Let your local team be local
Hiring in Asia can be frustrating. You may struggle to find candidates that meet your expectation based on your home market. Compensation structures and levels will differ greatly by region. The onboarding process can prove complicated. And your company culture might not be a natural fit for your local team.
Some of these issues are process-oriented. Local headhunters can make sure you tailor the job description and compensation package accordingly, use the right recruiting channels, and adhere to local laws and norms. Find a good recruiting firm and treat them as a long-term strategic partner rather than a one-time transactional headhunter.
Once your talent is on board, provide the team with flexibility in developing a culture and ways of working than fit them, while also actively building personal bridges to colleagues at headquarters.
Tech product market entry
Many companies feel it is important to first enter the market via direct sales to learn how the market works and maintain service levels. In this case, early deals are often run as smaller pilots. These pilots provide proof cases for larger deals in the future, while allowing the company to build local capabilities and iron out tech stack localization issues on lower-risk projects.
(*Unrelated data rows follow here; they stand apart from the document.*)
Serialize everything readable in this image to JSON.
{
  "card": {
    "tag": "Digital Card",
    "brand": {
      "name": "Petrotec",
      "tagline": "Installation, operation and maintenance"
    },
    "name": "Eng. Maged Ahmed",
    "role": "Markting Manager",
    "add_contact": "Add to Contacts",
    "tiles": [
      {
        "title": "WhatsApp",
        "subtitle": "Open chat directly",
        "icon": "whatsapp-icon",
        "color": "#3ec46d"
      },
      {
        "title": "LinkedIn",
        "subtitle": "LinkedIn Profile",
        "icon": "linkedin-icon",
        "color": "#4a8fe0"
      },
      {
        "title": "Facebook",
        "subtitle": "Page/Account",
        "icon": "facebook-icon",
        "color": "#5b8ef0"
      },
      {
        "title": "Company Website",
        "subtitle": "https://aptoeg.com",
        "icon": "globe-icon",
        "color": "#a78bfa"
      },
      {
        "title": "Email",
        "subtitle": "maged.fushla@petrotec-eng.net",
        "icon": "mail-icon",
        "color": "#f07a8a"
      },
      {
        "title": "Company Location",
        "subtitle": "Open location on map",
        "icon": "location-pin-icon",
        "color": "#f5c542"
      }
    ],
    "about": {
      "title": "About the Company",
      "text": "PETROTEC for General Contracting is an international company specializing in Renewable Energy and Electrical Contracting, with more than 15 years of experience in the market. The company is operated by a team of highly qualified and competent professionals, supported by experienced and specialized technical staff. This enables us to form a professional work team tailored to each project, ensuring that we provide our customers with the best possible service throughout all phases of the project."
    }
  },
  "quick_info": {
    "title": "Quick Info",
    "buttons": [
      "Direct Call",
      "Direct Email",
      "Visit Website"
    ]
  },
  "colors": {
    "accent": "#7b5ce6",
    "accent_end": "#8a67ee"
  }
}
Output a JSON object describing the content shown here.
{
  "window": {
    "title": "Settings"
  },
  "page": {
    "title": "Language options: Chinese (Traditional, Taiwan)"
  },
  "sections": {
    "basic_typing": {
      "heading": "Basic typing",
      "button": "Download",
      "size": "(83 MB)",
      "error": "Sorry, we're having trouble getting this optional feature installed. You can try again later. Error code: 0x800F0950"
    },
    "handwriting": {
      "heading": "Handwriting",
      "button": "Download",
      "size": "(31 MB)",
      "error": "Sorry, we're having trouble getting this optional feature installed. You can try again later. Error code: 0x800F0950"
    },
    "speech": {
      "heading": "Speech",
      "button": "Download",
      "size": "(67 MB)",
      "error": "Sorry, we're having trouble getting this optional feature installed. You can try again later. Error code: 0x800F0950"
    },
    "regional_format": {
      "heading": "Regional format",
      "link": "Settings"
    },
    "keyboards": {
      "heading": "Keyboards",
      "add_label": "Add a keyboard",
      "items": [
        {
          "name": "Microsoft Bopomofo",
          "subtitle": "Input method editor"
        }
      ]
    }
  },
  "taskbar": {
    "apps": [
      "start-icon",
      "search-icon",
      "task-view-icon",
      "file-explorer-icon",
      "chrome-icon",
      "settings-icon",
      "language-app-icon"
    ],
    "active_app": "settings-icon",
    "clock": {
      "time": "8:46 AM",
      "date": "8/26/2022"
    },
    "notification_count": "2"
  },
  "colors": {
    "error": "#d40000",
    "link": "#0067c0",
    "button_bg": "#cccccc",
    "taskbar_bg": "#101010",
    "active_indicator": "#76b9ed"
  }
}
Another route for expansion is the indirect sales model. The indirect sales approach allows you to lean on a partner to figure out cultural nuances in the sale process. The ideal partner will have a strong reputation with core customers, an effective sales force, and a strong financial or strategic incentive to prioritize selling your products.
Content marketing is effective for B2B lead generation but much of your existing content will not be effective in Asian markets. It may be in the wrong language, emphasize the wrong value proposition, or be distributed in the wrong channels. Creating compelling local content is a long-term investment that will pay dividends for years to come.
Asian markets like China and Southeast Asia are mobile-first. Mobile apps are an accepted and widely used way to communicate in the workplace. And video or social media content can have a strong impact at the top of the sales funnel.
To close, expanding to Asia can be challenging. The continent is made up of diverse markets with unique customer expectations and business environments. Regulations, laws, and cultural and societal norms will all differ considerably between countries. Your sales and marketing practices must adapt accordingly.
Despite these challenges, Asia is a leading growth market for many technology firms. If you plan to be a global market leader, you must learn how to serve customers in Asia. As we emerge from Covid, Emerging Asia will contribute more than 50% of global GDP growth over the coming five years so the time to start is now.